3. The only treatment is surgery

 

Surgery is only one of the many treatment options available for incontinence, mostly for the type caused by stress. However, it is usually considered when all the other treatments fail. Different ways of managing the condition include exercises, lifestyle modifications, medication and new technologies that are still under development. At the same time, surgery advancements allow for minimally invasive procedures.

 

4. You can use sanitary pads to hold the leakage

 

Sanitary pads look like incontinence pads, only that they are more comfortable and cheaper to acquire. So, is it okay to substitute them for managing your incontinence? No, because sanitary towels are designed for menstrual flow, which usually flows slowly unlike urine that is a rapidly dispersing liquid. The baseline is that they will not even keep you dry.
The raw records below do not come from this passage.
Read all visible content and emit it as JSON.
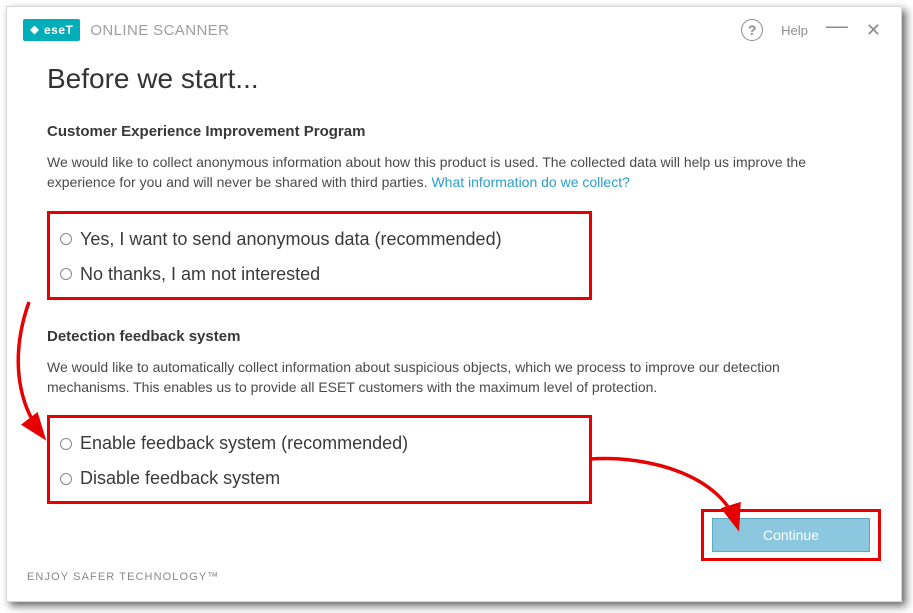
{
  "header": {
    "logo_text": "eseT",
    "product_name": "ONLINE SCANNER",
    "help_label": "Help"
  },
  "page_title": "Before we start...",
  "section1": {
    "heading": "Customer Experience Improvement Program",
    "description": "We would like to collect anonymous information about how this product is used. The collected data will help us improve the experience for you and will never be shared with third parties. ",
    "info_link": "What information do we collect?",
    "option_yes": "Yes, I want to send anonymous data (recommended)",
    "option_no": "No thanks, I am not interested"
  },
  "section2": {
    "heading": "Detection feedback system",
    "description": "We would like to automatically collect information about suspicious objects, which we process to improve our detection mechanisms. This enables us to provide all ESET customers with the maximum level of protection.",
    "option_enable": "Enable feedback system (recommended)",
    "option_disable": "Disable feedback system"
  },
  "buttons": {
    "continue": "Continue"
  },
  "footer": {
    "tagline": "ENJOY SAFER TECHNOLOGY™"
  }
}
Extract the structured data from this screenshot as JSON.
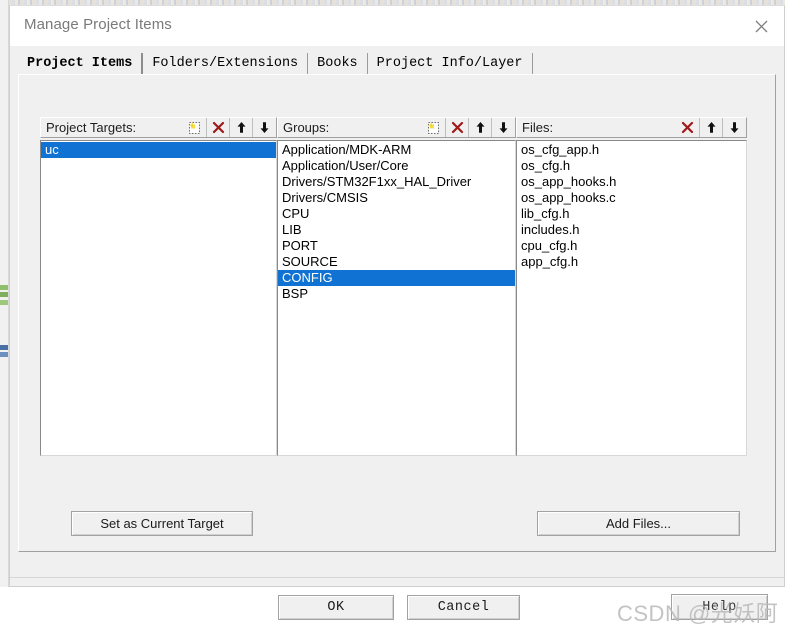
{
  "window": {
    "title": "Manage Project Items",
    "close_icon": "close-icon"
  },
  "tabs": [
    {
      "label": "Project Items",
      "active": true
    },
    {
      "label": "Folders/Extensions",
      "active": false
    },
    {
      "label": "Books",
      "active": false
    },
    {
      "label": "Project Info/Layer",
      "active": false
    }
  ],
  "panels": {
    "targets": {
      "label": "Project Targets:",
      "tools": [
        {
          "name": "new-item-icon",
          "title": "New (Insert)"
        },
        {
          "name": "delete-icon",
          "title": "Remove Item"
        },
        {
          "name": "move-up-icon",
          "title": "Move Up"
        },
        {
          "name": "move-down-icon",
          "title": "Move Down"
        }
      ],
      "items": [
        {
          "label": "uc",
          "selected": true
        }
      ]
    },
    "groups": {
      "label": "Groups:",
      "tools": [
        {
          "name": "new-item-icon",
          "title": "New (Insert)"
        },
        {
          "name": "delete-icon",
          "title": "Remove Item"
        },
        {
          "name": "move-up-icon",
          "title": "Move Up"
        },
        {
          "name": "move-down-icon",
          "title": "Move Down"
        }
      ],
      "items": [
        {
          "label": "Application/MDK-ARM",
          "selected": false
        },
        {
          "label": "Application/User/Core",
          "selected": false
        },
        {
          "label": "Drivers/STM32F1xx_HAL_Driver",
          "selected": false
        },
        {
          "label": "Drivers/CMSIS",
          "selected": false
        },
        {
          "label": "CPU",
          "selected": false
        },
        {
          "label": "LIB",
          "selected": false
        },
        {
          "label": "PORT",
          "selected": false
        },
        {
          "label": "SOURCE",
          "selected": false
        },
        {
          "label": "CONFIG",
          "selected": true
        },
        {
          "label": "BSP",
          "selected": false
        }
      ]
    },
    "files": {
      "label": "Files:",
      "tools": [
        {
          "name": "delete-icon",
          "title": "Remove Item"
        },
        {
          "name": "move-up-icon",
          "title": "Move Up"
        },
        {
          "name": "move-down-icon",
          "title": "Move Down"
        }
      ],
      "items": [
        {
          "label": "os_cfg_app.h",
          "selected": false
        },
        {
          "label": "os_cfg.h",
          "selected": false
        },
        {
          "label": "os_app_hooks.h",
          "selected": false
        },
        {
          "label": "os_app_hooks.c",
          "selected": false
        },
        {
          "label": "lib_cfg.h",
          "selected": false
        },
        {
          "label": "includes.h",
          "selected": false
        },
        {
          "label": "cpu_cfg.h",
          "selected": false
        },
        {
          "label": "app_cfg.h",
          "selected": false
        }
      ]
    }
  },
  "buttons": {
    "set_as_current_target": "Set as Current Target",
    "add_files": "Add Files...",
    "ok": "OK",
    "cancel": "Cancel",
    "help": "Help"
  },
  "watermark": {
    "text": "CSDN @光妖阿"
  },
  "colors": {
    "selection_blue": "#1072d2",
    "delete_red": "#9e1b1b",
    "new_icon_yellow": "#f5e04a",
    "dialog_face": "#f0f0f0",
    "listbox_white": "#ffffff",
    "title_text": "#7a7a7a"
  }
}
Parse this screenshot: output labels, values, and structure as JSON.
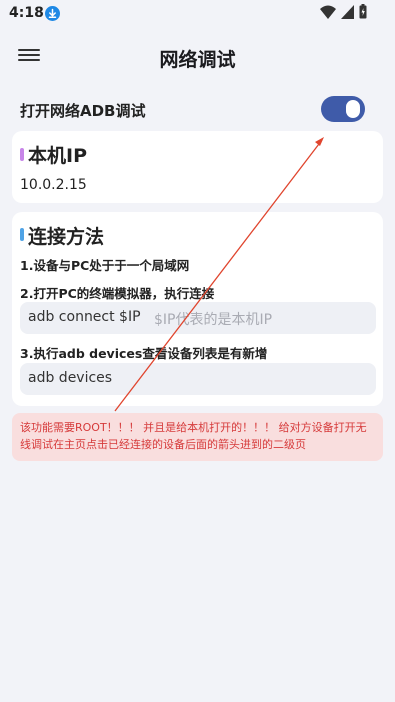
{
  "status_bar": {
    "time": "4:18",
    "icons": [
      "download-notification-icon",
      "wifi-icon",
      "cellular-signal-icon",
      "battery-icon"
    ]
  },
  "app_bar": {
    "title": "网络调试",
    "menu_icon": "hamburger-menu-icon"
  },
  "toggle": {
    "label": "打开网络ADB调试",
    "checked": true
  },
  "ip_card": {
    "title": "本机IP",
    "ip": "10.0.2.15",
    "accent": "#c785e8"
  },
  "method_card": {
    "title": "连接方法",
    "accent": "#4fa3e6",
    "step1": "1.设备与PC处于于一个局域网",
    "step2": "2.打开PC的终端模拟器，执行连接",
    "connect_cmd": "adb connect $IP",
    "connect_hint": "$IP代表的是本机IP",
    "step3": "3.执行adb devices查看设备列表是有新增",
    "devices_cmd": "adb devices"
  },
  "warning": {
    "text": "该功能需要ROOT！！！ 并且是给本机打开的！！！ 给对方设备打开无线调试在主页点击已经连接的设备后面的箭头进到的二级页"
  },
  "colors": {
    "switch_on": "#3f5ba9",
    "warning_bg": "#f9dede",
    "warning_text": "#d63a3a",
    "annotation_arrow": "#e0452e"
  }
}
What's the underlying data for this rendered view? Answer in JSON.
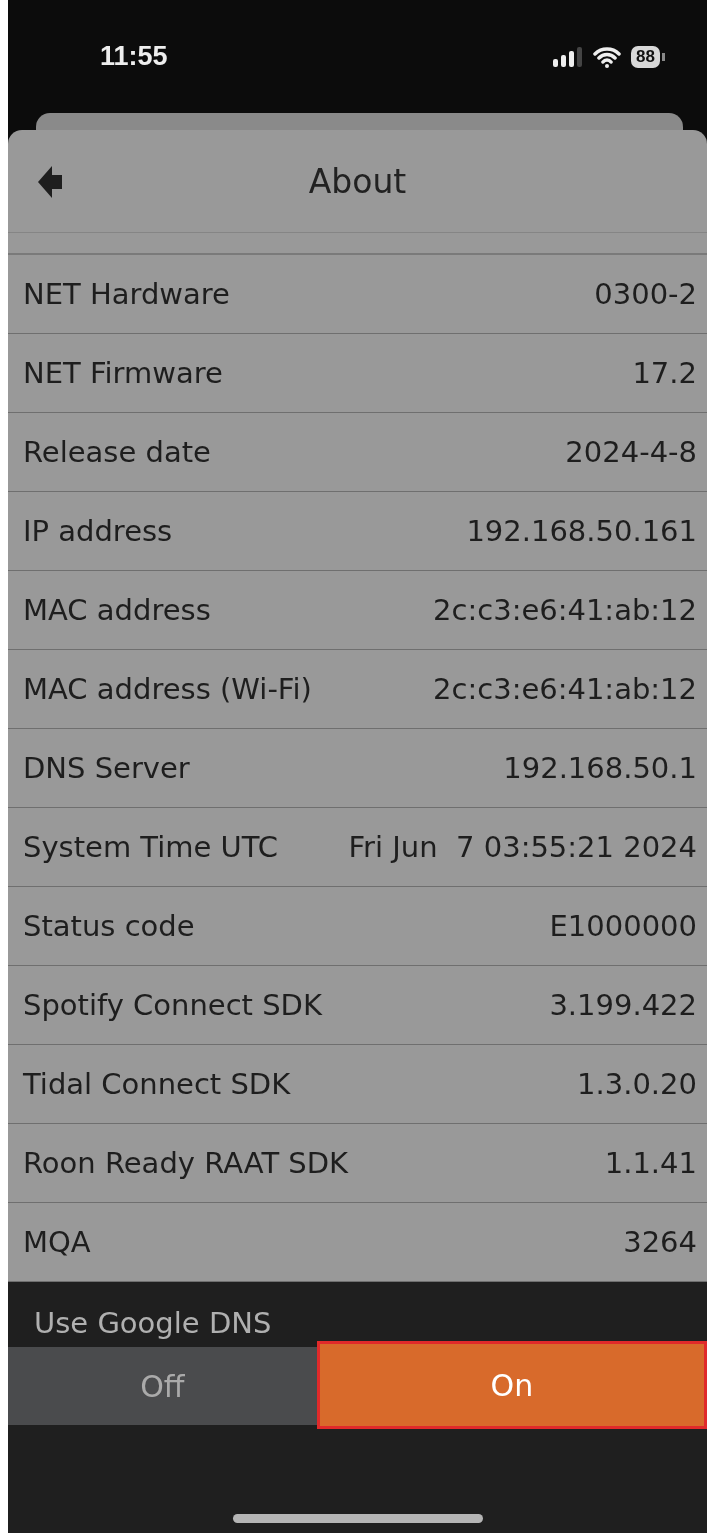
{
  "status_bar": {
    "time": "11:55",
    "battery": "88"
  },
  "header": {
    "title": "About"
  },
  "rows": [
    {
      "label": "NET Hardware",
      "value": "0300-2"
    },
    {
      "label": "NET Firmware",
      "value": "17.2"
    },
    {
      "label": "Release date",
      "value": "2024-4-8"
    },
    {
      "label": "IP address",
      "value": "192.168.50.161"
    },
    {
      "label": "MAC address",
      "value": "2c:c3:e6:41:ab:12"
    },
    {
      "label": "MAC address (Wi-Fi)",
      "value": "2c:c3:e6:41:ab:12"
    },
    {
      "label": "DNS Server",
      "value": "192.168.50.1"
    },
    {
      "label": "System Time UTC",
      "value": "Fri Jun  7 03:55:21 2024"
    },
    {
      "label": "Status code",
      "value": "E1000000"
    },
    {
      "label": "Spotify Connect SDK",
      "value": "3.199.422"
    },
    {
      "label": "Tidal Connect SDK",
      "value": "1.3.0.20"
    },
    {
      "label": "Roon Ready RAAT SDK",
      "value": "1.1.41"
    },
    {
      "label": "MQA",
      "value": "3264"
    }
  ],
  "setting": {
    "label": "Use Google DNS",
    "options": [
      {
        "label": "Off",
        "selected": false
      },
      {
        "label": "On",
        "selected": true
      }
    ]
  }
}
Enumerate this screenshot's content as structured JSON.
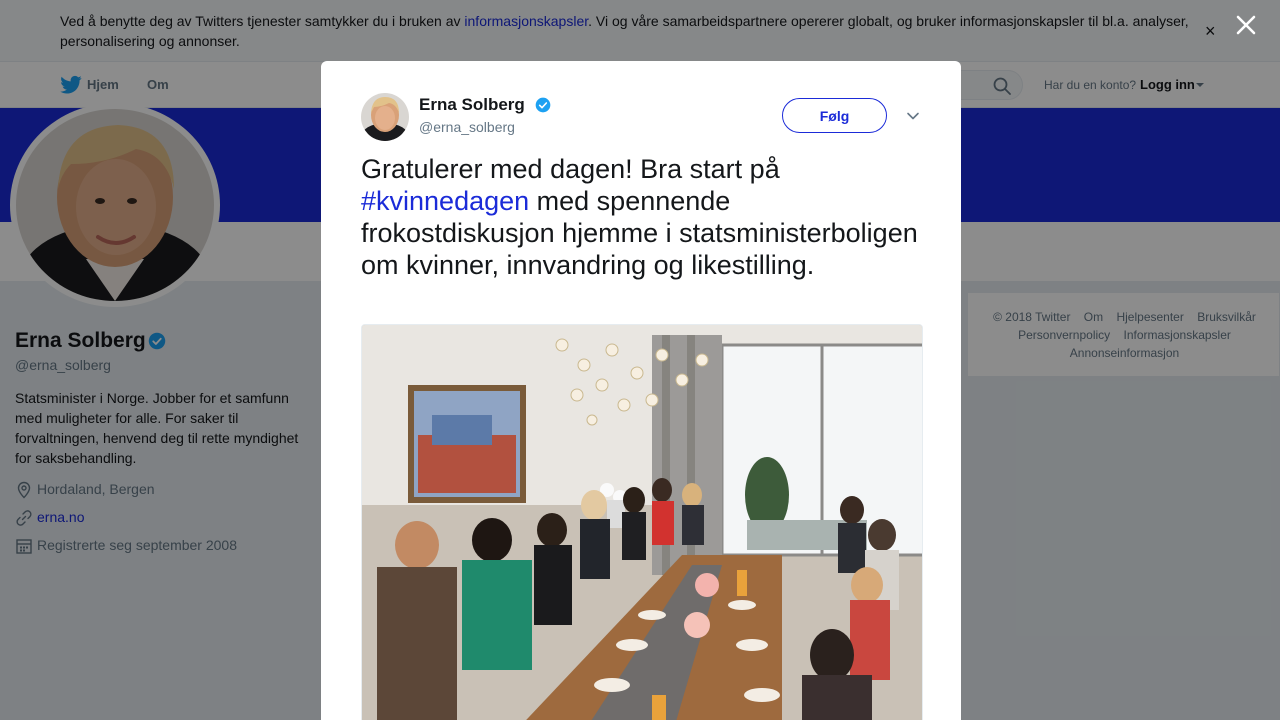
{
  "cookie_bar": {
    "text_before": "Ved å benytte deg av Twitters tjenester samtykker du i bruken av ",
    "link": "informasjonskapsler",
    "text_after": ". Vi og våre samarbeidspartnere opererer globalt, og bruker informasjonskapsler til bl.a. analyser, personalisering og annonser.",
    "close": "×"
  },
  "nav": {
    "home": "Hjem",
    "about": "Om",
    "account_prompt": "Har du en konto?",
    "login": "Logg inn"
  },
  "profile": {
    "name": "Erna Solberg",
    "handle": "@erna_solberg",
    "bio": "Statsminister i Norge. Jobber for et samfunn med muligheter for alle. For saker til forvaltningen, henvend deg til rette myndighet for saksbehandling.",
    "location": "Hordaland, Bergen",
    "website": "erna.no",
    "joined": "Registrerte seg september 2008"
  },
  "footer": {
    "line1": [
      "© 2018 Twitter",
      "Om",
      "Hjelpesenter",
      "Bruksvilkår"
    ],
    "line2": [
      "Personvernpolicy",
      "Informasjonskapsler"
    ],
    "line3": [
      "Annonseinformasjon"
    ]
  },
  "tweet": {
    "name": "Erna Solberg",
    "handle": "@erna_solberg",
    "follow_label": "Følg",
    "text_before": "Gratulerer med dagen! Bra start på ",
    "hashtag": "#kvinnedagen",
    "text_after": " med spennende frokostdiskusjon hjemme i statsministerboligen om kvinner, innvandring og likestilling."
  },
  "icons": {
    "bird": "twitter-bird-icon",
    "search": "search-icon",
    "location": "location-pin-icon",
    "link": "link-icon",
    "calendar": "calendar-icon",
    "verified": "verified-badge-icon",
    "close": "close-icon",
    "caret": "chevron-down-icon"
  },
  "colors": {
    "accent": "#1b2bd8",
    "verified": "#1da1f2",
    "bird": "#1da1f2"
  }
}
The resulting acidity and moisture will only worsen the situation.

 

5. You should limit your fluid intake

 

Although limiting the amount of water you take may sound like a good idea, you should avoid getting dehydrated because that would be another issue altogether. The best thing would be to drink little amounts of water several times a day. That way, the urine will not be very complicated, and it will not irritate the bladder. Also, avoid taking too many drinks just before bedtime.

 

Urinary incontinence is a common issue that leads to loss of bladder control. More than 200 million people from around the world are affected. Understanding the facts can help handle the cases thoroughly.